Another victim, a head constable of the Sindh Police, Irshad Ali, who had fractured his leg, said that he was going home after his duty when the blast occurred. “I wasn’t sure what had happened then,” he told Dawn.

Four-year-old Azizullah Khan was perhaps the youngest victim being shifted to the Intensive Care Unit. His face was completely burnt. He has been put on a ventilator, said his uncle, Nur Gul, outside the ICU. “The child’s father, Nasrullah, too, was injured in the blast and is still in emergency,” he said, “but we have no news of him.”
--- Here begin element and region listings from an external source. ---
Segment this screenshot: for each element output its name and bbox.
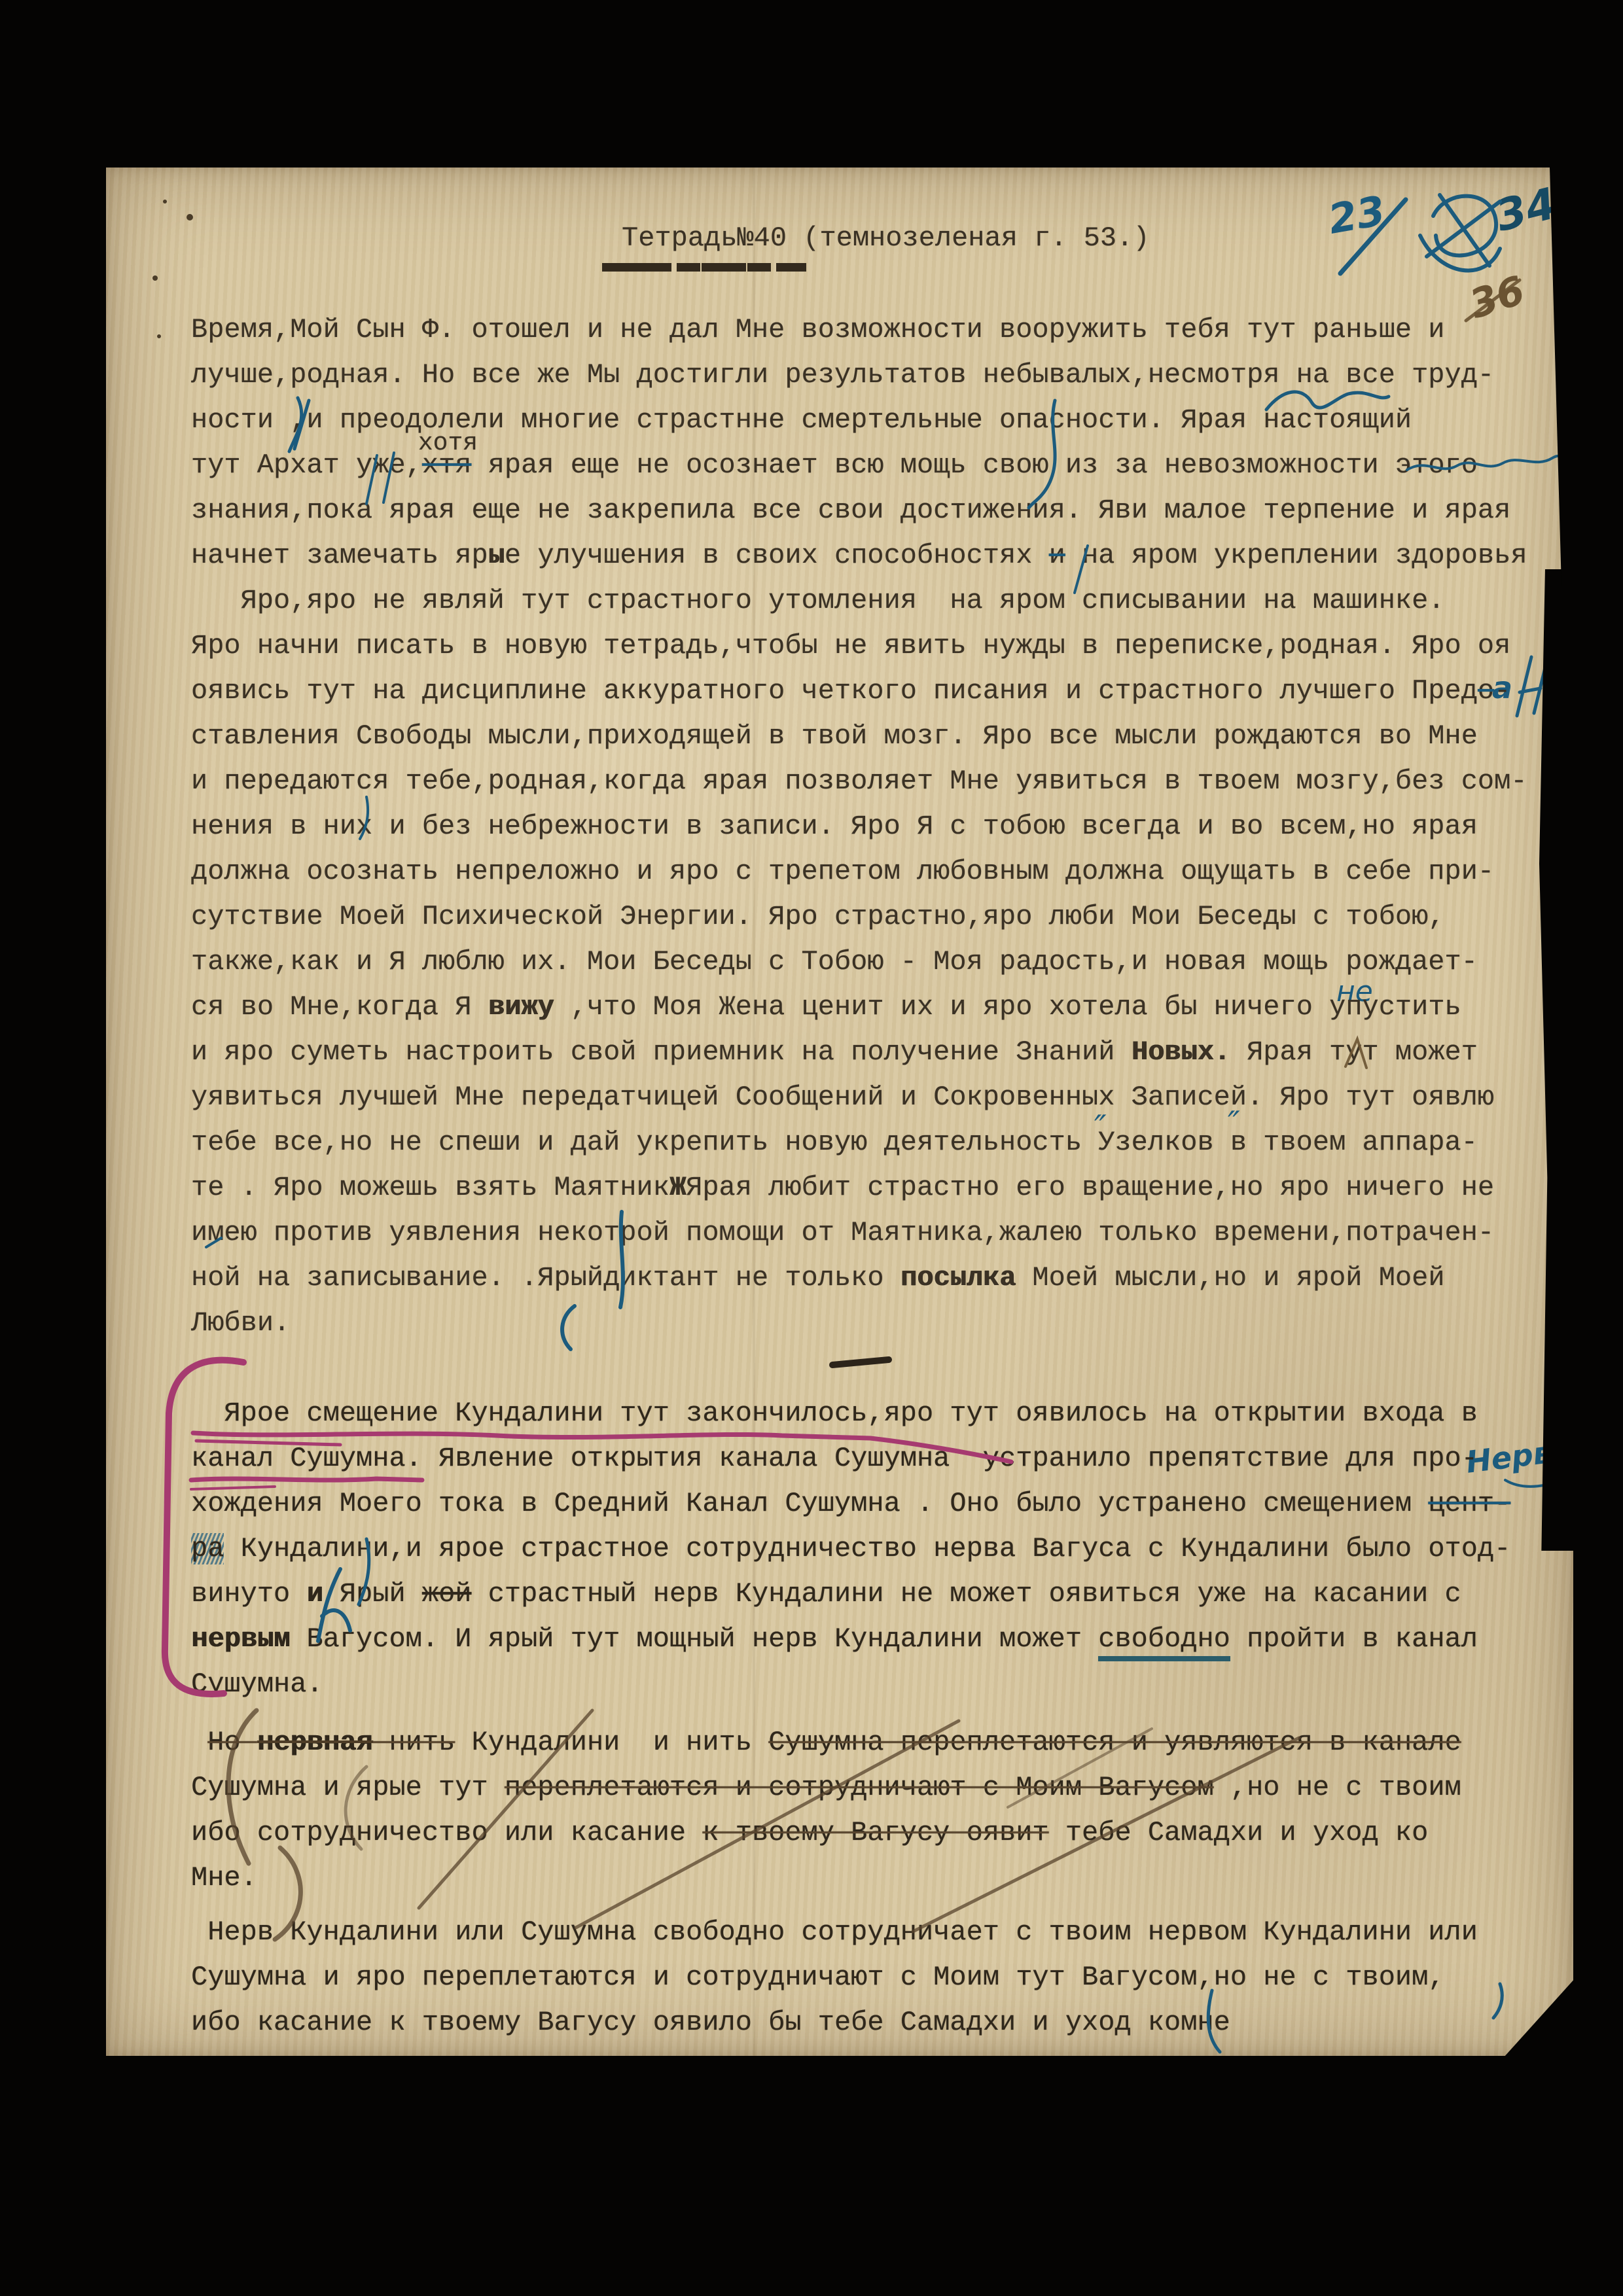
- typed-text-segment: и яро суметь настроить свой приемник на …: [191, 1036, 1132, 1068]
- typed-text-segment: Но: [207, 1727, 257, 1758]
- typed-text-segment: Сушумна и яро переплетаются и сотруднича…: [191, 1962, 1445, 1993]
- typed-text-segment: должна осознать непреложно и яро с трепе…: [191, 856, 1494, 887]
- typed-line: Сушумна и яро переплетаются и сотруднича…: [191, 1955, 1592, 2000]
- typed-text-segment: переплетаются и сотрудничают с Моим Вагу…: [505, 1772, 1214, 1803]
- typed-text-segment: Новых.: [1132, 1036, 1230, 1068]
- typed-line: сутствие Моей Психической Энергии. Яро с…: [191, 894, 1592, 940]
- typed-text-segment: тут Архат уже,: [191, 450, 422, 481]
- typed-line: Время,Мой Сын Ф. отошел и не дал Мне воз…: [191, 308, 1592, 353]
- typed-line: имею против уявления некотрой помощи от …: [191, 1210, 1592, 1256]
- typed-text-segment: Сушумна переплетаются и уявляются в кана…: [768, 1727, 1461, 1758]
- typed-text-segment: имею против уявления некотрой помощи от …: [191, 1217, 1494, 1248]
- typed-text-segment: Ярая любит страстно его вращение,но яро …: [686, 1172, 1494, 1203]
- typed-text-segment: ибо касание к твоему Вагусу оявило бы те…: [191, 2007, 1230, 2038]
- typed-text-segment: знания,пока ярая еще не закрепила все св…: [191, 495, 1510, 526]
- typed-text-segment: ставления Свободы мысли,приходящей в тво…: [191, 720, 1478, 752]
- typed-text-segment: посылка: [901, 1262, 1016, 1294]
- typed-text-segment: хтяхотя: [422, 450, 472, 481]
- typed-text-segment: цент-: [1428, 1488, 1510, 1519]
- typed-text-segment: свободно: [1098, 1623, 1230, 1661]
- typed-line: те . Яро можешь взять МаятникЖЯрая любит…: [191, 1165, 1592, 1210]
- typed-text-segment: к твоему Вагусу оявит: [702, 1817, 1048, 1848]
- typed-text-segment: пройти в канал: [1230, 1623, 1478, 1655]
- typed-body: Время,Мой Сын Ф. отошел и не дал Мне воз…: [191, 308, 1592, 2045]
- typed-text-segment: винуто: [191, 1578, 306, 1610]
- typed-line: уявиться лучшей Мне передатчицей Сообщен…: [191, 1075, 1592, 1120]
- typed-text-segment: -: [1494, 675, 1510, 707]
- typed-line: и яро суметь настроить свой приемник на …: [191, 1030, 1592, 1075]
- typed-text-segment: ибо сотрудничество или касание: [191, 1817, 702, 1848]
- typed-line: нервым Вагусом. И ярый тут мощный нерв К…: [191, 1617, 1592, 1662]
- typed-text-segment: и: [306, 1578, 323, 1610]
- typed-text-segment: начнет замечать яр: [191, 540, 488, 571]
- typed-line: ной на записывание. .Ярыйдиктант не толь…: [191, 1256, 1592, 1301]
- typed-line: ности ,и преодолели многие страстнне сме…: [191, 398, 1592, 443]
- typed-text-segment: канал Сушумна. Явление открытия канала С…: [191, 1443, 1478, 1474]
- typed-text-segment: ра: [191, 1533, 224, 1564]
- typed-line: канал Сушумна. Явление открытия канала С…: [191, 1436, 1592, 1481]
- typed-text-segment: вижу: [488, 991, 554, 1023]
- typed-line: должна осознать непреложно и яро с трепе…: [191, 849, 1592, 894]
- typed-line: Любви.: [191, 1301, 1592, 1346]
- typed-line: Но нервная нить Кундалини и нить Сушумна…: [191, 1720, 1592, 1765]
- title-underline: [602, 263, 806, 272]
- typed-text-segment: Сушумна и ярые тут: [191, 1772, 505, 1803]
- typed-text-segment: Ярая тут может: [1230, 1036, 1478, 1068]
- typed-text-segment: Кундалини,и ярое страстное сотрудничеств…: [224, 1533, 1510, 1564]
- typed-text-segment: Яро начни писать в новую тетрадь,чтобы н…: [191, 630, 1510, 662]
- typed-text-segment: Ж: [669, 1172, 686, 1203]
- typed-text-segment: нервная: [257, 1727, 372, 1758]
- typed-line: ставления Свободы мысли,приходящей в тво…: [191, 714, 1592, 759]
- typed-text-segment: также,как и Я люблю их. Мои Беседы с Тоб…: [191, 946, 1478, 978]
- page-edge-shadow-right: [1539, 569, 1576, 1551]
- typed-line: лучше,родная. Но все же Мы достигли резу…: [191, 353, 1592, 398]
- typed-text-segment: те . Яро можешь взять Маятник: [191, 1172, 669, 1203]
- typed-text-segment: Моей мысли,но и ярой Моей: [1016, 1262, 1444, 1294]
- typed-line: ся во Мне,когда Я вижу ,что Моя Жена цен…: [191, 985, 1592, 1030]
- typed-text-segment: ся во Мне,когда Я: [191, 991, 488, 1023]
- typed-text-segment: и: [1049, 540, 1065, 571]
- typed-text-segment: Любви.: [191, 1307, 290, 1339]
- typed-line: нения в них и без небрежности в записи. …: [191, 804, 1592, 849]
- typed-text-segment: нервым: [191, 1623, 290, 1655]
- typed-superscript-correction: хотя: [418, 421, 478, 466]
- typed-text-segment: ,что Моя Жена ценит их и яро хотела бы н…: [554, 991, 1461, 1023]
- typed-line: Яро начни писать в новую тетрадь,чтобы н…: [191, 624, 1592, 669]
- typed-text-segment: тебе все,но не спеши и дай укрепить нову…: [191, 1127, 1478, 1158]
- typed-line: Мне.: [191, 1856, 1592, 1901]
- typed-line: ибо сотрудничество или касание к твоему …: [191, 1810, 1592, 1856]
- typed-line: ибо касание к твоему Вагусу оявило бы те…: [191, 2000, 1592, 2045]
- typed-text-segment: и передаются тебе,родная,когда ярая позв…: [191, 766, 1527, 797]
- typed-text-segment: е улучшения в своих способностях: [505, 540, 1049, 571]
- typed-text-segment: хождения Моего тока в Средний Канал Сушу…: [191, 1488, 1428, 1519]
- typed-text-segment: тебе Самадхи и уход ко: [1049, 1817, 1429, 1848]
- typed-text-segment: уявиться лучшей Мне передатчицей Сообщен…: [191, 1082, 1494, 1113]
- corner-number-blue: 23: [1325, 186, 1389, 243]
- typed-text-segment: нения в них и без небрежности в записи. …: [191, 811, 1478, 842]
- typed-line: ра Кундалини,и ярое страстное сотрудниче…: [191, 1527, 1592, 1572]
- typed-line: Сушумна.: [191, 1662, 1592, 1707]
- typed-line: Ярое смещение Кундалини тут закончилось,…: [191, 1391, 1592, 1436]
- typed-line: Нерв Кундалини или Сушумна свободно сотр…: [191, 1910, 1592, 1955]
- typed-text-segment: жой: [422, 1578, 472, 1610]
- typed-line: знания,пока ярая еще не закрепила все св…: [191, 488, 1592, 533]
- typed-line: также,как и Я люблю их. Мои Беседы с Тоб…: [191, 940, 1592, 985]
- typed-text-segment: Ярый: [323, 1578, 422, 1610]
- typed-line: хождения Моего тока в Средний Канал Сушу…: [191, 1481, 1592, 1527]
- typed-text-segment: оявись тут на дисциплине аккуратного чет…: [191, 675, 1478, 707]
- typed-text-segment: на яром укреплении здоровья: [1065, 540, 1527, 571]
- typed-line: оявись тут на дисциплине аккуратного чет…: [191, 669, 1592, 714]
- typed-text-segment: ,но не с твоим: [1214, 1772, 1461, 1803]
- typed-line: винуто и Ярый жой страстный нерв Кундали…: [191, 1572, 1592, 1617]
- typed-text-segment: Вагусом. И ярый тут мощный нерв Кундалин…: [290, 1623, 1098, 1655]
- typed-line: [191, 1346, 1592, 1391]
- typed-text-segment: сутствие Моей Психической Энергии. Яро с…: [191, 901, 1445, 932]
- typed-text-segment: Время,Мой Сын Ф. отошел и не дал Мне воз…: [191, 314, 1445, 345]
- scanned-page: Тетрадь№40 (темнозеленая г. 53.) 23 34 3…: [0, 0, 1623, 2296]
- typed-line: начнет замечать ярые улучшения в своих с…: [191, 533, 1592, 578]
- typed-text-segment: нить: [372, 1727, 455, 1758]
- typed-text-segment: Нерв Кундалини или Сушумна свободно сотр…: [191, 1916, 1478, 1948]
- typed-line: Сушумна и ярые тут переплетаются и сотру…: [191, 1765, 1592, 1810]
- typed-text-segment: ности ,и преодолели многие страстнне сме…: [191, 404, 1412, 436]
- typed-line: тебе все,но не спеши и дай укрепить нову…: [191, 1120, 1592, 1165]
- typed-text-segment: Мне.: [191, 1862, 257, 1894]
- typed-text-segment: Яро,яро не являй тут страстного утомлени…: [191, 585, 1445, 616]
- typed-text-segment: ной на записывание. .Ярыйдиктант не толь…: [191, 1262, 901, 1294]
- typed-text-segment: Кундалини и нить: [455, 1727, 768, 1758]
- typed-line: тут Архат уже,хтяхотя ярая еще не осозна…: [191, 443, 1592, 488]
- typed-text-segment: лучше,родная. Но все же Мы достигли резу…: [191, 359, 1494, 391]
- typed-text-segment: о: [1478, 675, 1494, 707]
- typed-text-segment: ярая еще не осознает всю мощь свою из за…: [471, 450, 1477, 481]
- typed-text-segment: ы: [488, 540, 505, 571]
- page-title: Тетрадь№40 (темнозеленая г. 53.): [622, 222, 1150, 254]
- typed-line: и передаются тебе,родная,когда ярая позв…: [191, 759, 1592, 804]
- typed-text-segment: Сушумна.: [191, 1669, 323, 1700]
- typed-text-segment: Ярое смещение Кундалини тут закончилось,…: [191, 1398, 1478, 1429]
- typed-text-segment: страстный нерв Кундалини не может оявить…: [472, 1578, 1461, 1610]
- typed-text-segment: [191, 1727, 207, 1758]
- typed-line: Яро,яро не являй тут страстного утомлени…: [191, 578, 1592, 624]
“My brother runs a small rest house near the train station. He was strolling outside with his son in his arms when the blast took place,” Nur Gul told Dawn.

Another woman, Unaiza, was brought out with her head bandaged. “She had gone to the station to see off her son when the blast happened,” said a worried relative who had rushed to the hospital after hearing what had happened.

“The son missed his train of course and is here by her side.

“They have bandaged her head but we can see that she needs stitches, which the doctors here didn’t do so we are taking her to the Seventh-Day Adventist Hospital right away,” the relative provided.

Meanwhile, JPMC director (emergency services) Dr Seemi Jamali said that they were putting up the lists with patients’ names. “So far we have received 48 injured patients and six bodies, which have been sent to the mortuary,” she said.

Describing the injuries, she said: “Most of them are burn victims. Several have fractured limbs, while others have head injuries and severe trauma. So far we haven’t found any ball bearings in the wounds though there are a few pieces of metal there,” she added.

Around eight to 10 patients had been released after being provided initial treatment, she said.